• Fri. Apr 23rd, 2021

Jamming with the mathematician

ByFaith Macwana

Feb 27, 2020

“The musician feels mathematics, the mathematician thinks music” was famously said by James Joseph Sylvester, a renowned mathematician. It was also one of the opening quotes that mathematician Michael Manning used in his presentation on Thursday, Feb. 20 at 11 a.m., as part of the OnDeck Premier Series, titled “Measuring the Muse: Why Music Excites the Mathematical Mind.” Manning holds degrees in Applied Mathematics, Pure Mathematics and Music from Yale University. In addition, he is also a publications editor for Oxford University Press, has served on the faculties of Christopher Newport, Northeastern and Western Kentucky Universities and has served as a music critic for the Boston Globe.

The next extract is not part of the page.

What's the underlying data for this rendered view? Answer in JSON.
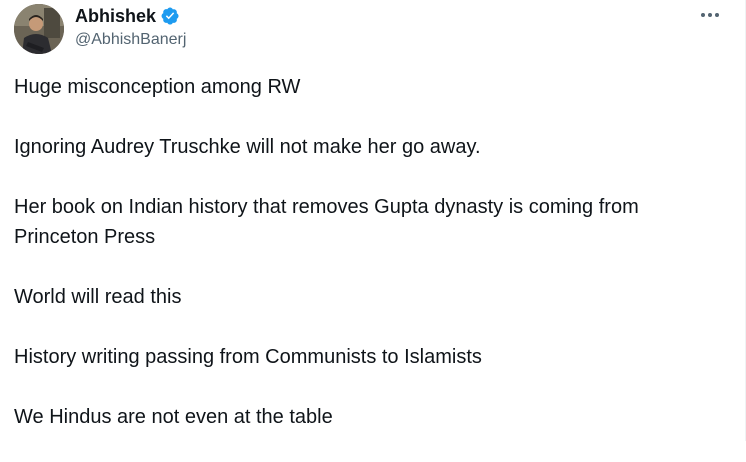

Manning’s presentation combined music and math and tried to prove the similarities between the two. He said that “math and music are looking for beauty. That is common for both of them.” Using a piano that was on the stage, Manning was able to prove the relationship between the two by demonstrating the concept of the overtone series. Lydia Kennedy, Associate Professor of Mathematics and Chair of the Mathematics/Computer Science Department said she “really enjoyed learning about the relationship between overtones and the multiple frequencies.”

Professor Kennedy was just one of the many faculty that attended the lecture. Students were also present and seemed intrigued by the complex ideas that were presented to them. Sophomore Emily Geis said, “I was expecting it to be more about psychology and why mathematicians generally tend to enjoy music more than non-mathematicians, so I was surprised when he started talking about real math and why some aspects of music are the way they are.” Manning spoke about concepts such as the convergent and divergent series as a way to prove the relationship between math and music in a more concrete manner.

Geis also said, “As both a musician and a math major, I found his talk to be satisfying in a way, because I’ve always known that there’s a lot of math in music, but I’ve never been able to express that on a piece of paper before.” Sophomore Christine Zalameda was also in attendance. She said, “It was most interesting when he proved the harmonic series using musical notes.”

Due to weather conditions, the concert that was supposed to be held that night at 7:30 p.m. has been postponed and rescheduled to a later date yet to be determined.